Sounds alot like a dying drive. If you love your data, you better have a copy somewhere. Better already have but if it’s not too late, now is the time.
You could in theory use a file system that uses compression. Increases CPU load but would reduce the effects of slow write times.
It could be this too! Don_Dickle @lemmy.world
My own external 1TB HDD is old enough that it only has USB2 connectivity. It transfers at around 40MB/s. Maybe you’re in the same situation?
I only transfer files of a few gigabytes to it every month or so, which I find bearable, but I’d be less happy if I was trying to move hundreds of gigabytes or the full drive contents on a regular basis. That would literally take hours.
Not enough info here. Is it a SATA drive connected to your mobo? What type of USB are you using? Are you transferring files?
If you are transferring files from a SATA drive, you’re going to be limited by the sata interface. If you are using an older USB standard, you are going to be limited by the speeds of that USB interface. Also depends on what specs your system is using.
If everything is “fast enough” (using an m.2 ssd and fast enough USB connector), it could be that your USB cable isn’t able to do 3.0 type speeds and is only meant for power or older devices.

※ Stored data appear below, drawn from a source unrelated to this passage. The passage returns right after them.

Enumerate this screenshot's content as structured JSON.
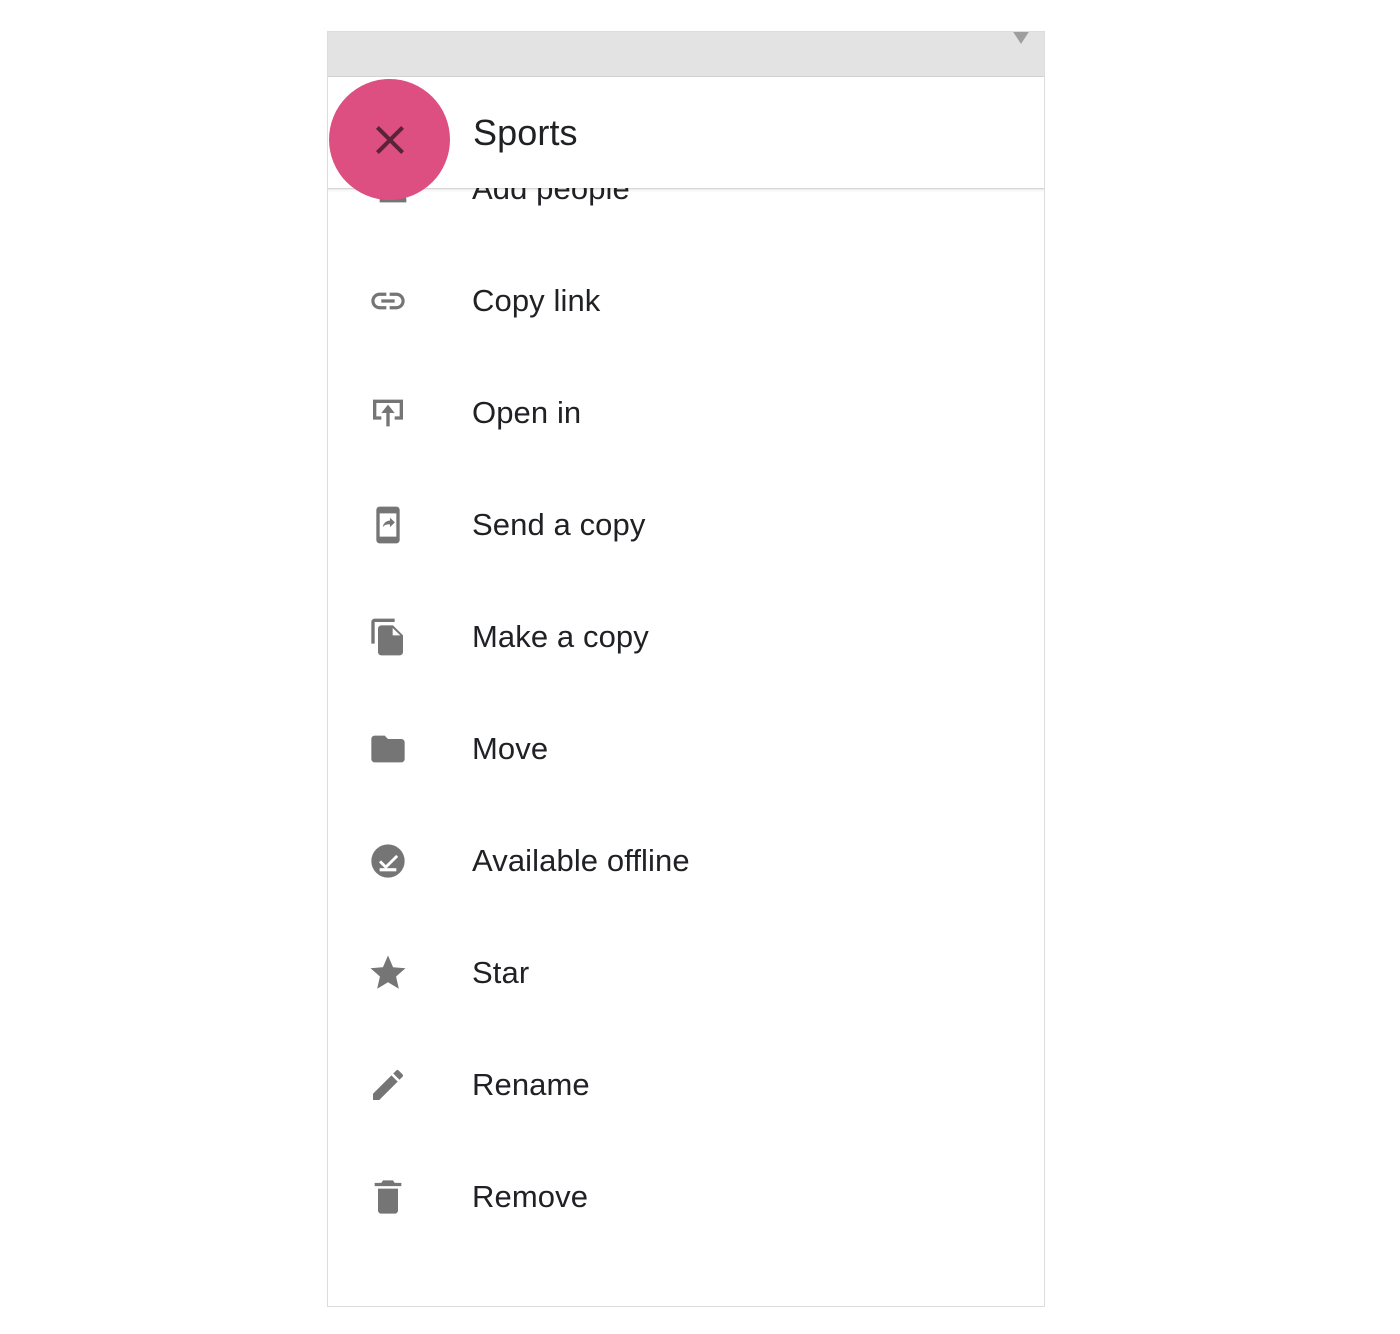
{
  "window": {
    "titlebar": {
      "controls": [
        {
          "name": "stop-square-button",
          "icon": "square-icon"
        },
        {
          "name": "record-circle-button",
          "icon": "circle-icon"
        },
        {
          "name": "dropdown-button",
          "icon": "triangle-down-icon"
        }
      ]
    }
  },
  "appbar": {
    "title": "Sports",
    "close_icon": "close-x-icon",
    "close_label": "Close"
  },
  "colors": {
    "accent_pink": "#dd4f80",
    "close_glyph": "#5a2336",
    "icon_gray": "#757575",
    "text": "#202124",
    "titlebar_bg": "#e3e3e3",
    "window_border": "#dcdcdc"
  },
  "menu": {
    "items": [
      {
        "label": "Add people",
        "icon": "person-add-icon"
      },
      {
        "label": "Copy link",
        "icon": "link-icon"
      },
      {
        "label": "Open in",
        "icon": "launch-icon"
      },
      {
        "label": "Send a copy",
        "icon": "phone-share-icon"
      },
      {
        "label": "Make a copy",
        "icon": "content-copy-icon"
      },
      {
        "label": "Move",
        "icon": "folder-icon"
      },
      {
        "label": "Available offline",
        "icon": "offline-pin-icon"
      },
      {
        "label": "Star",
        "icon": "star-icon"
      },
      {
        "label": "Rename",
        "icon": "pencil-icon"
      },
      {
        "label": "Remove",
        "icon": "trash-icon"
      }
    ]
  }
}
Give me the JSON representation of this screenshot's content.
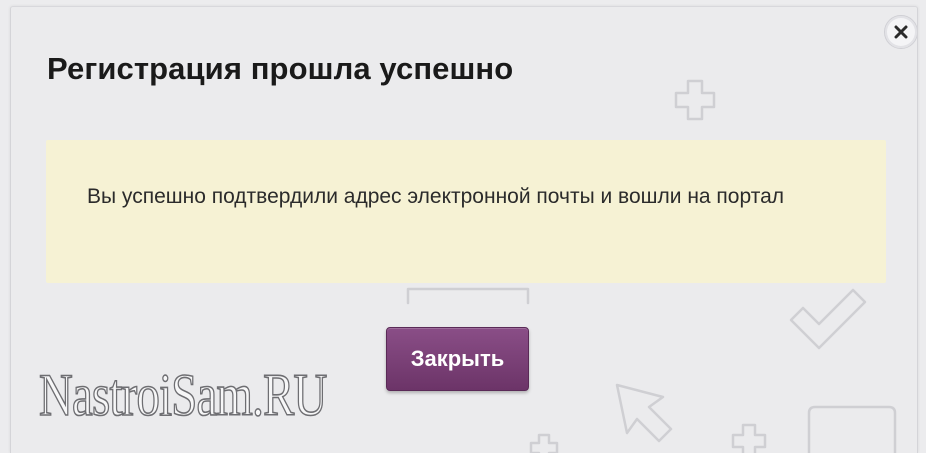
{
  "dialog": {
    "title": "Регистрация прошла успешно",
    "message": "Вы успешно подтвердили адрес электронной почты и вошли на портал",
    "close_button_label": "Закрыть",
    "close_icon": "close-x-icon"
  },
  "watermark": {
    "text": "NastroiSam.RU"
  },
  "colors": {
    "accent": "#7a4277",
    "message_background": "#f6f2d4",
    "dialog_background": "#ebebed"
  }
}
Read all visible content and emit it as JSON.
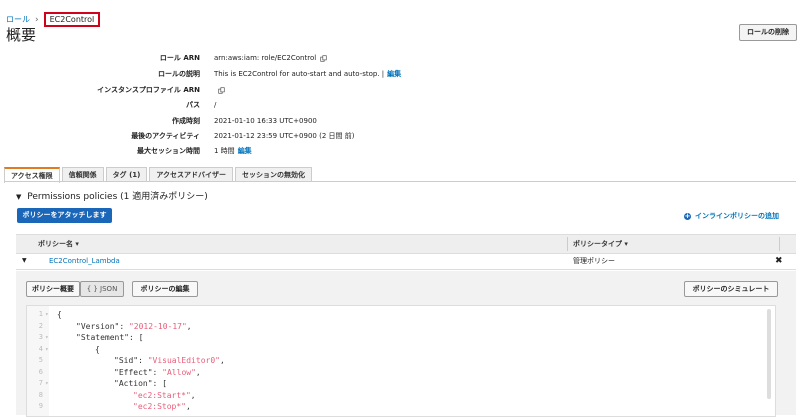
{
  "breadcrumb": {
    "parent": "ロール",
    "separator": "›",
    "current": "EC2Control"
  },
  "page": {
    "title": "概要",
    "delete_button": "ロールの削除"
  },
  "summary": [
    {
      "label": "ロール ARN",
      "value": "arn:aws:iam:                          role/EC2Control",
      "has_copy": true,
      "edit": ""
    },
    {
      "label": "ロールの説明",
      "value": "This is EC2Control for auto-start and auto-stop.  |",
      "has_copy": false,
      "edit": "編集"
    },
    {
      "label": "インスタンスプロファイル ARN",
      "value": "",
      "has_copy": true,
      "edit": ""
    },
    {
      "label": "パス",
      "value": "/",
      "has_copy": false,
      "edit": ""
    },
    {
      "label": "作成時刻",
      "value": "2021-01-10 16:33 UTC+0900",
      "has_copy": false,
      "edit": ""
    },
    {
      "label": "最後のアクティビティ",
      "value": "2021-01-12 23:59 UTC+0900 (2 日間 前)",
      "has_copy": false,
      "edit": ""
    },
    {
      "label": "最大セッション時間",
      "value": "1 時間",
      "has_copy": false,
      "edit": "編集"
    }
  ],
  "tabs": [
    {
      "label": "アクセス権限",
      "active": true
    },
    {
      "label": "信頼関係",
      "active": false
    },
    {
      "label": "タグ (1)",
      "active": false
    },
    {
      "label": "アクセスアドバイザー",
      "active": false
    },
    {
      "label": "セッションの無効化",
      "active": false
    }
  ],
  "permissions": {
    "heading": "Permissions policies (1 適用済みポリシー)",
    "attach_button": "ポリシーをアタッチします",
    "inline_link": "インラインポリシーの追加",
    "columns": {
      "name": "ポリシー名 ▾",
      "type": "ポリシータイプ ▾"
    },
    "rows": [
      {
        "name": "EC2Control_Lambda",
        "type": "管理ポリシー"
      }
    ]
  },
  "detail": {
    "summary_button": "ポリシー概要",
    "json_button": "{ } JSON",
    "edit_button": "ポリシーの編集",
    "simulate_button": "ポリシーのシミュレート"
  },
  "code": [
    {
      "n": "1",
      "fold": "▾",
      "indent": 0,
      "parts": [
        {
          "t": "{",
          "s": false
        }
      ]
    },
    {
      "n": "2",
      "fold": "",
      "indent": 1,
      "parts": [
        {
          "t": "\"Version\": ",
          "s": false
        },
        {
          "t": "\"2012-10-17\"",
          "s": true
        },
        {
          "t": ",",
          "s": false
        }
      ]
    },
    {
      "n": "3",
      "fold": "▾",
      "indent": 1,
      "parts": [
        {
          "t": "\"Statement\": [",
          "s": false
        }
      ]
    },
    {
      "n": "4",
      "fold": "▾",
      "indent": 2,
      "parts": [
        {
          "t": "{",
          "s": false
        }
      ]
    },
    {
      "n": "5",
      "fold": "",
      "indent": 3,
      "parts": [
        {
          "t": "\"Sid\": ",
          "s": false
        },
        {
          "t": "\"VisualEditor0\"",
          "s": true
        },
        {
          "t": ",",
          "s": false
        }
      ]
    },
    {
      "n": "6",
      "fold": "",
      "indent": 3,
      "parts": [
        {
          "t": "\"Effect\": ",
          "s": false
        },
        {
          "t": "\"Allow\"",
          "s": true
        },
        {
          "t": ",",
          "s": false
        }
      ]
    },
    {
      "n": "7",
      "fold": "▾",
      "indent": 3,
      "parts": [
        {
          "t": "\"Action\": [",
          "s": false
        }
      ]
    },
    {
      "n": "8",
      "fold": "",
      "indent": 4,
      "parts": [
        {
          "t": "\"ec2:Start*\"",
          "s": true
        },
        {
          "t": ",",
          "s": false
        }
      ]
    },
    {
      "n": "9",
      "fold": "",
      "indent": 4,
      "parts": [
        {
          "t": "\"ec2:Stop*\"",
          "s": true
        },
        {
          "t": ",",
          "s": false
        }
      ]
    }
  ]
}
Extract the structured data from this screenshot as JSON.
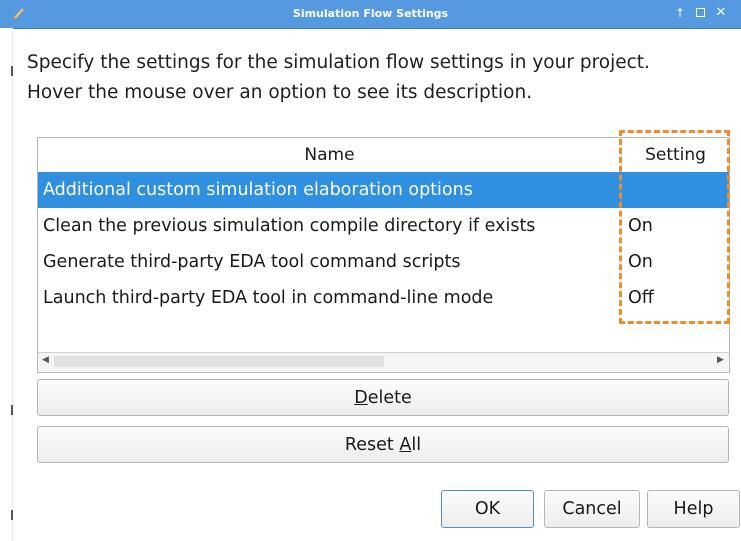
{
  "window": {
    "title": "Simulation Flow Settings",
    "controls": {
      "up_glyph": "↑",
      "close_glyph": "✕"
    }
  },
  "description": {
    "line1": "Specify the settings for the simulation flow settings in your project.",
    "line2": "Hover the mouse over an option to see its description."
  },
  "table": {
    "columns": {
      "name": "Name",
      "setting": "Setting"
    },
    "rows": [
      {
        "name": "Additional custom simulation elaboration options",
        "setting": "",
        "selected": true
      },
      {
        "name": "Clean the previous simulation compile directory if exists",
        "setting": "On",
        "selected": false
      },
      {
        "name": "Generate third-party EDA tool command scripts",
        "setting": "On",
        "selected": false
      },
      {
        "name": "Launch third-party EDA tool in command-line mode",
        "setting": "Off",
        "selected": false
      }
    ]
  },
  "buttons": {
    "delete": {
      "pre": "",
      "mnemonic": "D",
      "post": "elete"
    },
    "reset_all": {
      "pre": "Reset ",
      "mnemonic": "A",
      "post": "ll"
    },
    "ok": "OK",
    "cancel": "Cancel",
    "help": "Help"
  },
  "colors": {
    "titlebar": "#5599e0",
    "selection": "#2f8fe0",
    "highlight_box": "#f08c2a"
  }
}
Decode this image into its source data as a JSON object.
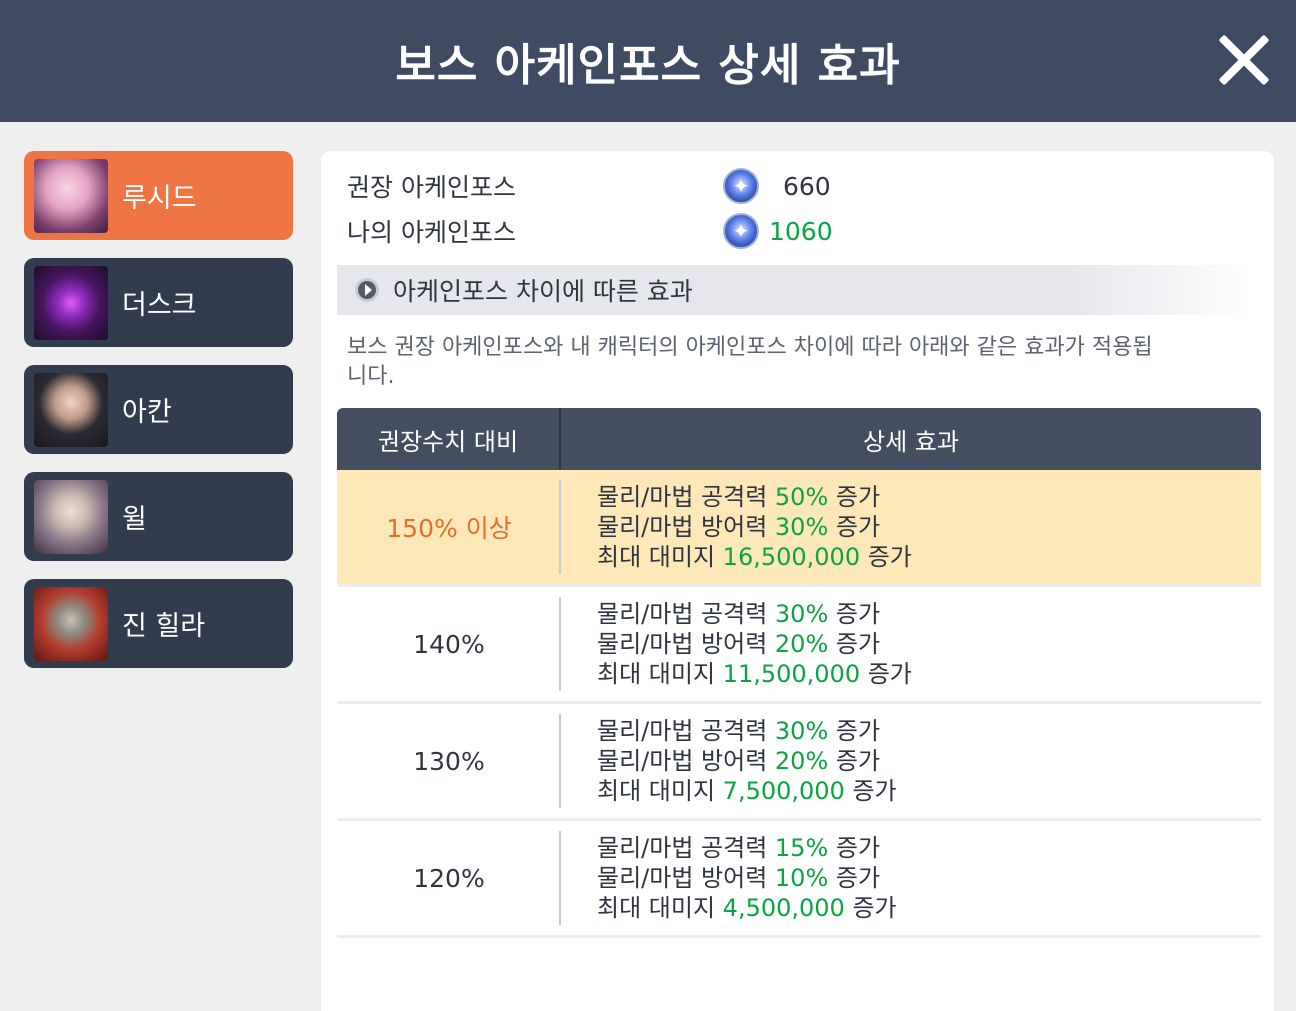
{
  "title": "보스 아케인포스 상세 효과",
  "close_icon": "close-icon",
  "bosses": [
    {
      "name": "루시드",
      "avatar": "lucid-portrait",
      "active": true
    },
    {
      "name": "더스크",
      "avatar": "dusk-portrait",
      "active": false
    },
    {
      "name": "아칸",
      "avatar": "akan-portrait",
      "active": false
    },
    {
      "name": "윌",
      "avatar": "will-portrait",
      "active": false
    },
    {
      "name": "진 힐라",
      "avatar": "verus-hilla-portrait",
      "active": false
    }
  ],
  "arcane": {
    "recommended_label": "권장 아케인포스",
    "recommended_value": "660",
    "mine_label": "나의 아케인포스",
    "mine_value": "1060"
  },
  "section_title": "아케인포스 차이에 따른 효과",
  "description": "보스 권장 아케인포스와 내 캐릭터의 아케인포스 차이에 따라 아래와 같은 효과가 적용됩니다.",
  "table": {
    "headers": [
      "권장수치 대비",
      "상세 효과"
    ],
    "rows": [
      {
        "ratio": "150% 이상",
        "atk_pre": "물리/마법 공격력 ",
        "atk": "50%",
        "def_pre": "물리/마법 방어력 ",
        "def": "30%",
        "dmg_pre": "최대 대미지 ",
        "dmg": "16,500,000",
        "suffix": " 증가"
      },
      {
        "ratio": "140%",
        "atk_pre": "물리/마법 공격력 ",
        "atk": "30%",
        "def_pre": "물리/마법 방어력 ",
        "def": "20%",
        "dmg_pre": "최대 대미지 ",
        "dmg": "11,500,000",
        "suffix": " 증가"
      },
      {
        "ratio": "130%",
        "atk_pre": "물리/마법 공격력 ",
        "atk": "30%",
        "def_pre": "물리/마법 방어력 ",
        "def": "20%",
        "dmg_pre": "최대 대미지 ",
        "dmg": "7,500,000",
        "suffix": " 증가"
      },
      {
        "ratio": "120%",
        "atk_pre": "물리/마법 공격력 ",
        "atk": "15%",
        "def_pre": "물리/마법 방어력 ",
        "def": "10%",
        "dmg_pre": "최대 대미지 ",
        "dmg": "4,500,000",
        "suffix": " 증가"
      }
    ]
  },
  "colors": {
    "titlebar": "#3f4b63",
    "active_tab": "#ef7644",
    "inactive_tab": "#323c4f",
    "highlight_row": "#ffe8b8",
    "value_green": "#0aa541",
    "ratio_orange": "#e0702a"
  }
}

Basically, without more info, there could be a lot of things at play here that’s not going to be resolved with a software solution. ALSO, you can’t really solve hardware problems with software anyways.
Its a Samsung External 1tb to a Sandisk Usb 250gb
Flash is slow to write to. Even ‘USB3’ ones can get bogged down on long writes or copying lots of little files.
What about the device you’re connecting these two to? What are the interfaces on that device?